Clouds
June 22, 2009
Clouds are cheap. Wherever you are, they entertain and enshadow, magnifying to immense proportions the proposition that life is ever-varying shades of grey. Boredom is just a state of mind when there are clouds in the sky.
The plumes, puffs, phantasms and pillows parade across the local heavens. Few days are completely bereft of clouds in May and June, at least where I live. Brides keep planning their weddings as if thousands of June weddings hadn’t been obscured and dampened by banks of Cumulonimbus. This is cloud-denial, a common psychological disease. Cloud deniers always act surprised when spring is cloudy. They have a fixed, illusory image of a cloud-free spring that only the right psychotropic medication could cure.
Cumulus clouds are to June what snow is to January. They form in the lower atmosphere and sometimes extend in massive vaporous monuments upward into the stratosphere. Cumulus mediocris look like shredded cotton balls. Cumulus humilis are more reminiscent of clotted cream. Cumulus congestus create muscular heros, suggestive of so many shapes it is not surprising Zeus was believed to create the image of his wife, Hera, out of a cloud. The cloud was violated and Centaurus thus conceived.
Each Cumulus cloud is “the visible summit of a towering transparent column of air – like a bright white toupee on a huge invisible man.” So says Gavin Pretor-Pinney in his wonderful book, The Cloudspotters Guide: The Sciene, History and Culture of Clouds.
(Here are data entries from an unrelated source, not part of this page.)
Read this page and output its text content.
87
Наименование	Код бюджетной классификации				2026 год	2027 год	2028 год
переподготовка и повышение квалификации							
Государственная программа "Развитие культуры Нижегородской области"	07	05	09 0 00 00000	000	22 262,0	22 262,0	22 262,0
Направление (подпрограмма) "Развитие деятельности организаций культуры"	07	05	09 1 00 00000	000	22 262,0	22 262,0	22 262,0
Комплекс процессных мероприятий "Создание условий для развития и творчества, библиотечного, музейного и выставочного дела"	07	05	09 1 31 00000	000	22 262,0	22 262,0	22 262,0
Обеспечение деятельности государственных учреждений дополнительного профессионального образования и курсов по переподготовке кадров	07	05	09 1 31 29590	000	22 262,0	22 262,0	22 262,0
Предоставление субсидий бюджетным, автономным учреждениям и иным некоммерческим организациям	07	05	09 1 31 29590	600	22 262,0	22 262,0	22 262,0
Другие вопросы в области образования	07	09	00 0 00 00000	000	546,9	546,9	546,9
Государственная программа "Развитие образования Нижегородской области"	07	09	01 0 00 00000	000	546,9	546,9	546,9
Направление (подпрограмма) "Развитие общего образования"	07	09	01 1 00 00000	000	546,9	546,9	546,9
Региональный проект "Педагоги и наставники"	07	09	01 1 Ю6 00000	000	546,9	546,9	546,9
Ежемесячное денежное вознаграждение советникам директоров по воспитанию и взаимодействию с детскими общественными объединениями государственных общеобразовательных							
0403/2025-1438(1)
Clouds satisfy both the scientist and the artist. The scientist looks at the sky and has the urge to measure droplets. He is a cloud-demystifier. The artist sees castles and ascending saints. Clouds make him more depressed when he is depressed and more jubilant when he is happy. They intensify the inner condition.
I once lived in a place that was not cloudy for a single day for two months. It was a living hell. Thank you, clouds. You are unappreciated and vilified. You are too lofty for us.